The conflict is admittedly taking much longer than initially thought for a number of reasons, one of them being the simple fact that Kiev has from the very beginning militarized residential areas as part of human shield tactics, as exposed by the latest Amnesty International report. Besides Russian concerns pertaining to civilian casualties and human rights, Ukrainians are, from a Russian perspective, a historically united people, as Russian President Vladimir Putin himself has for years stated several times. This partly explains the relatively slow Russian advances.

As the winter approaches Europe, accompanied by the coming recession and an unprecedented wage of Ukrainian refugees, amid inflation and political crises, one could expect the EU to largely “abandon” Kiev, as its elites now fear an “European spring”. In Germany, public intellectuals have already collected thousands of signatures in a petition to end the flow of weapons to Ukraine.

A recent article by New York Times journalist Thomas Friedman has exposed the fact that the White House distrusts Ukrainian President Volodymir Zelensky. Ukraine is nonetheless preparing for its counter-offensive in the Kherson region. It is true that the US has just announced it is sending a $755 million package of weapons and supplies to its ally, to fuel its immediate artillery fight. It includes, among other things, 40 armored vehicles, and 1,000 Javelin anti-tank missiles, as well as HIMARS rockets and more high-speed anti-radiation missiles (HARMs).
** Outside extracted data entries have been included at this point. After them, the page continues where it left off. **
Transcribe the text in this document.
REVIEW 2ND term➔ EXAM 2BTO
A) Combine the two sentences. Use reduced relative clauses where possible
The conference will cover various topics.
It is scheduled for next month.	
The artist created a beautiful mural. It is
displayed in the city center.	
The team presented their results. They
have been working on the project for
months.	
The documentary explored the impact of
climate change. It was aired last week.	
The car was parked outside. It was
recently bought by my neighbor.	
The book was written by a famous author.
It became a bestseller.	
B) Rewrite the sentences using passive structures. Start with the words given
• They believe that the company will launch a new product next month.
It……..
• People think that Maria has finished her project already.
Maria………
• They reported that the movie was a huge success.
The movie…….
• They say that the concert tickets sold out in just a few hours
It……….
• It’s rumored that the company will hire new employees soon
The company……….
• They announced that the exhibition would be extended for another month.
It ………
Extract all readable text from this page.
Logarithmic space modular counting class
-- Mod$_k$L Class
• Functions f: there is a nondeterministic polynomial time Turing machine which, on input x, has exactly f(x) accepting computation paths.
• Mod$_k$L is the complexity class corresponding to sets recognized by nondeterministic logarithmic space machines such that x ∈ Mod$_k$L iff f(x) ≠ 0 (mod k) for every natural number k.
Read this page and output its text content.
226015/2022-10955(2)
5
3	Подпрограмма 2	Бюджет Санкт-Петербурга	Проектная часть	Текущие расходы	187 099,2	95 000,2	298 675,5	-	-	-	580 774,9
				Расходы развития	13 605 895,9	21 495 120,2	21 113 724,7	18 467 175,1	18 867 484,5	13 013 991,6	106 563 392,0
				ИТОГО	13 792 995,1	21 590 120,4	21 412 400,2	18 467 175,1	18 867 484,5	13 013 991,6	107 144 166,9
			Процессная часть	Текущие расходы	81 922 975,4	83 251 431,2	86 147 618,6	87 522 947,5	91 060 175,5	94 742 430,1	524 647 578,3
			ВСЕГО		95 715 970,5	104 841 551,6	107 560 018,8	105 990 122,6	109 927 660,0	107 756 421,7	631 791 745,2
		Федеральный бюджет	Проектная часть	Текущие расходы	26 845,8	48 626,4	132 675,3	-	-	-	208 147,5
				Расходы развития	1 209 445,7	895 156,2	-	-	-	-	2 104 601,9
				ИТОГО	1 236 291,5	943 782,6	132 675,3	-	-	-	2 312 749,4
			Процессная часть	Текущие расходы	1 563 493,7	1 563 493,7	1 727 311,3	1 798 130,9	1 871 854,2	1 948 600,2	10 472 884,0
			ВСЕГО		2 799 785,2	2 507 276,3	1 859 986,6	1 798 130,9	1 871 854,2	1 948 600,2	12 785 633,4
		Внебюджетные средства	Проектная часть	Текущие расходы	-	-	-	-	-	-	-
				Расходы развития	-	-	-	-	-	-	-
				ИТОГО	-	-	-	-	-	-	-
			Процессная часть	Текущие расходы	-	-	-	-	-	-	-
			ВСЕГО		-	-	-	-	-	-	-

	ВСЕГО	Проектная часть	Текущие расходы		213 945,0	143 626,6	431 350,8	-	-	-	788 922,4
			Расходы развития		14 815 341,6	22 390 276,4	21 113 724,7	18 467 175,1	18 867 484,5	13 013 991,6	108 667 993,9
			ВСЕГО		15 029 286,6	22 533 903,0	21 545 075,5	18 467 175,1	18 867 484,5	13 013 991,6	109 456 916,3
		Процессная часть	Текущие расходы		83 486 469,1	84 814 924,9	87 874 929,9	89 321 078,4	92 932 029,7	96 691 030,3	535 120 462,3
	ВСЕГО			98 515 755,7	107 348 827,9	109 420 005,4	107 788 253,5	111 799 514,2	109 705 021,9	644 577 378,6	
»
The number of HIMARS sent was limited to 16, though, so as to not burn the Pentagon’s own stockpile. A senior Pentagon official has admitted that the Ukrainians lack sufficient troops to drive Russians from their positions. This American package in any case is far from being sufficient.

As aid initiatives are drying up and Zelensky is becoming an inconvenience, not much trusted by Washington, it remains to be seen how long the US, which struggles with its own domestic crisis (and is already facing frictions with China over Taiwan), will have the political will to remain bearing mostly alone the “burden” of supporting Kiev. It also remains to be seen how Kiev will perform without the expected new weapons from Europe it so ardently has been claiming to need.

Uriel Araujo, researcher with a focus on international and ethnic conflicts.